I know, this is open source, I should be whipping up a patch for this and submitting it. Well, I did cook up a solution, but it unfortunately is only available for JRuby at the moment. (I also have much more faith in Sam Ruby than myself to get the semantics of a rewritten REXML::Text::unnormalize
correct.)
A while back I cooked up JREXML because Regexp processing in JRuby was slow at the time, and the guts of REXML is driven by a Regexp-based parser. JREXML swaps out that regexp parser with a Java pull parser library, and at the time it provided a modest speedup.
So, in the context of JREXML, the solution now becomes simple, by taking advantage of the fact that Java XML parsers typically expand entities for you. The just-released JREXML 0.5.3 circumvents REXML::Text::unnormalize
when constructing a document from the Java-based parser. And the results again don’t disappoint:
$ time jruby unnormalize_jrexml.rb
real 0m5.802s
user 0m5.315s
sys 0m0.345s
Update: At Sam’s request, I ran the numbers again with REXML trunk, which condenses entity expansion into a single gsub
. Speed is more in line for MRI, but didn’t move much for JRuby (probably more a datapoint for JRuby developers than REXML developers).

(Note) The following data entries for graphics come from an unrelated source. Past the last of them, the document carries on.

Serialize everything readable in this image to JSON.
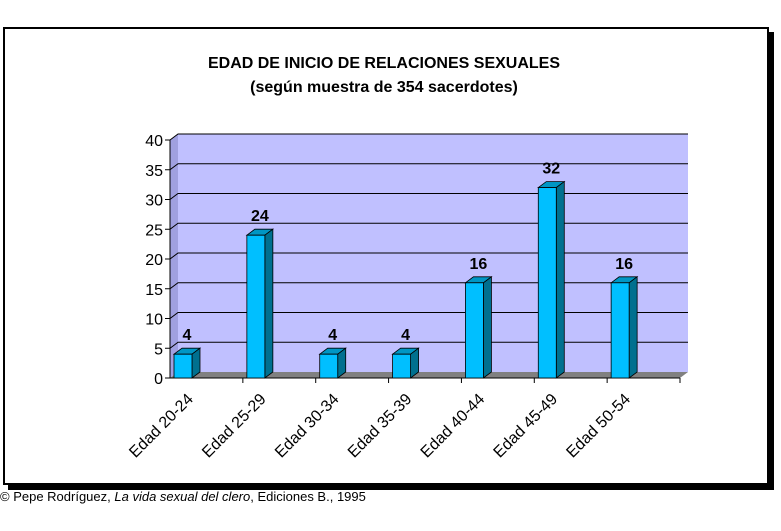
{
  "chart_data": {
    "type": "bar",
    "title": "EDAD DE INICIO DE RELACIONES SEXUALES",
    "subtitle": "(según muestra de 354 sacerdotes)",
    "categories": [
      "Edad 20-24",
      "Edad 25-29",
      "Edad 30-34",
      "Edad 35-39",
      "Edad 40-44",
      "Edad 45-49",
      "Edad 50-54"
    ],
    "values": [
      4,
      24,
      4,
      4,
      16,
      32,
      16
    ],
    "ylim": [
      0,
      40
    ],
    "yticks": [
      0,
      5,
      10,
      15,
      20,
      25,
      30,
      35,
      40
    ],
    "grid": true,
    "legend": "none",
    "colors": {
      "bar_front": "#00bfff",
      "bar_side": "#00708f",
      "bar_top": "#0096c4",
      "plot_bg": "#c0c0ff",
      "floor": "#808080"
    }
  },
  "credit": {
    "prefix": "© Pepe Rodríguez, ",
    "book": "La vida sexual del clero",
    "suffix": ", Ediciones B., 1995"
  }
}
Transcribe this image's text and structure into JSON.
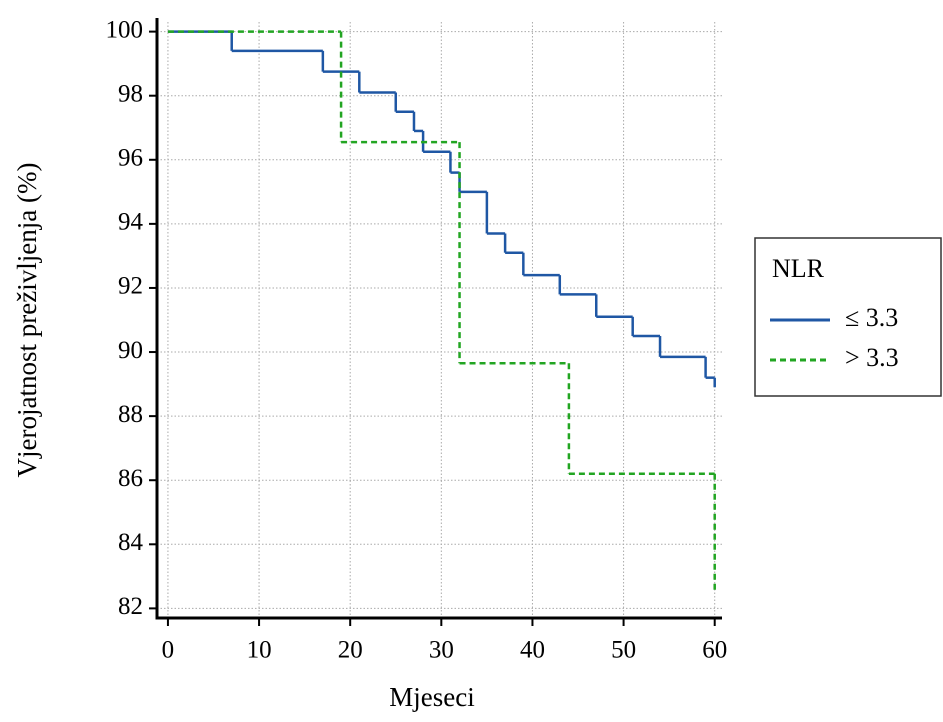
{
  "chart_data": {
    "type": "step",
    "x_label": "Mjeseci",
    "y_label": "Vjerojatnost preživljenja (%)",
    "xlim": [
      -1.2,
      60.8
    ],
    "ylim": [
      81.7,
      100.3
    ],
    "xticks": [
      0,
      10,
      20,
      30,
      40,
      50,
      60
    ],
    "yticks": [
      82,
      84,
      86,
      88,
      90,
      92,
      94,
      96,
      98,
      100
    ],
    "grid": true,
    "legend": {
      "title": "NLR",
      "position": "right"
    },
    "series": [
      {
        "name": "≤ 3.3",
        "color": "#1f57a4",
        "dash": false,
        "x": [
          0,
          7,
          17,
          21,
          25,
          27,
          28,
          31,
          32,
          35,
          37,
          39,
          43,
          47,
          51,
          54,
          59,
          60
        ],
        "values": [
          100,
          99.4,
          98.75,
          98.1,
          97.5,
          96.9,
          96.25,
          95.6,
          95.0,
          93.7,
          93.1,
          92.4,
          91.8,
          91.1,
          90.5,
          89.85,
          89.2,
          88.9
        ]
      },
      {
        "name": "> 3.3",
        "color": "#22a522",
        "dash": true,
        "x": [
          0,
          19,
          32,
          44,
          60
        ],
        "values": [
          100,
          96.55,
          89.65,
          86.2,
          82.5
        ]
      }
    ]
  }
}
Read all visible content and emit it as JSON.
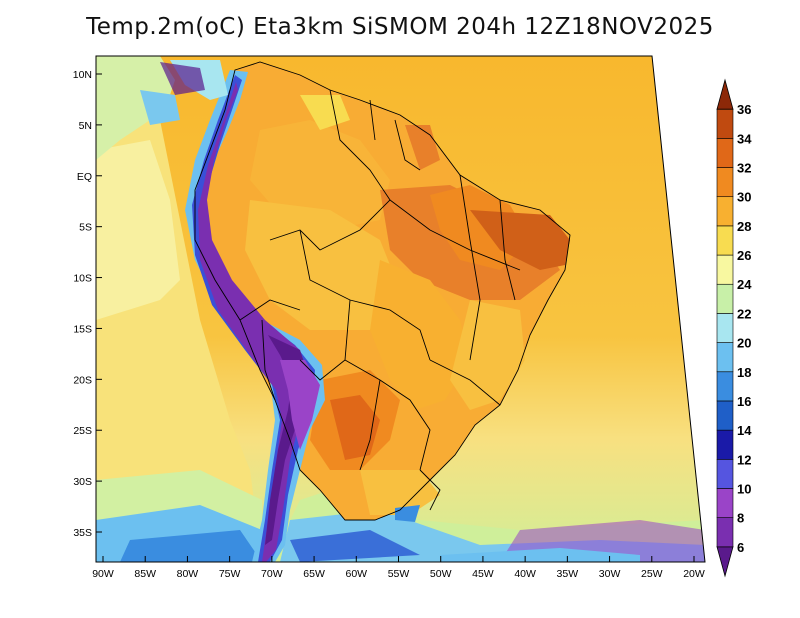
{
  "title": "Temp.2m(oC) Eta3km SiSMOM 204h 12Z18NOV2025",
  "map": {
    "variable": "2m temperature",
    "units": "oC",
    "region": "South America",
    "lat_labels": [
      "10N",
      "5N",
      "EQ",
      "5S",
      "10S",
      "15S",
      "20S",
      "25S",
      "30S",
      "35S"
    ],
    "lat_values": [
      10,
      5,
      0,
      -5,
      -10,
      -15,
      -20,
      -25,
      -30,
      -35
    ],
    "lon_labels": [
      "90W",
      "85W",
      "80W",
      "75W",
      "70W",
      "65W",
      "60W",
      "55W",
      "50W",
      "45W",
      "40W",
      "35W",
      "30W",
      "25W",
      "20W"
    ],
    "lon_values": [
      -90,
      -85,
      -80,
      -75,
      -70,
      -65,
      -60,
      -55,
      -50,
      -45,
      -40,
      -35,
      -30,
      -25,
      -20
    ]
  },
  "colorbar": {
    "labels": [
      "6",
      "8",
      "10",
      "12",
      "14",
      "16",
      "18",
      "20",
      "22",
      "24",
      "26",
      "28",
      "30",
      "32",
      "34",
      "36"
    ],
    "values": [
      6,
      8,
      10,
      12,
      14,
      16,
      18,
      20,
      22,
      24,
      26,
      28,
      30,
      32,
      34,
      36
    ],
    "colors": [
      "#5a1a8c",
      "#7a2fb0",
      "#9a44c8",
      "#5555e0",
      "#1a1aa8",
      "#1f5fc8",
      "#3a8de0",
      "#6cc0f0",
      "#a8e6f0",
      "#c8f0a8",
      "#f8f8a0",
      "#f8dc50",
      "#f8b030",
      "#f08a20",
      "#e06818",
      "#c04a10",
      "#8c2808"
    ]
  }
}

$ time ruby -I~/Projects/ruby/rexml/src unnormalize.rb
real 0m6.592s
user 0m0.845s
sys 0m0.345s
$ time jruby -I~/Projects/ruby/rexml/src unnormalize.rb
real 0m34.353s
user 0m33.023s
sys 0m0.714s
I agree that plugging in a real parser is the way to go. But can I get you to try the latest REXML from SVN to see if there is a difference? In particular, I’m interested in whether or not the following change makes things better or worse in a real life scenario:
http://www.germane-software.com/projects/rexml/changeset/1289
The essence of the change is to do exactly ONE gsub across the entire string for all entities.
svn co http://www.germane-software.com/repos/rexml/trunk/
Thanks for your prompt reply and stewardship for REXML, Sam. Updated numbers posted. Looking much better -- but using a java parser for JRuby still looks like the best option.
Any plans to replace REXML’s base parser with expat or similar to speed it up further?
I think everyone who cares just uses libxml2 or Hpricot. As far as I can tell REXML is only used by people who have to stick to the standard library. Of course, the standard library badly needs Hpricot, so here’s hoping.
Sweet! And I would bet that Ruby 1.9 is even better. And yes, I am looking into making the parser pluggable.
If you want speed use libxml, REXML is too slow for parsing large files
Yep. As Phil said I use libxml2 and it’s ok.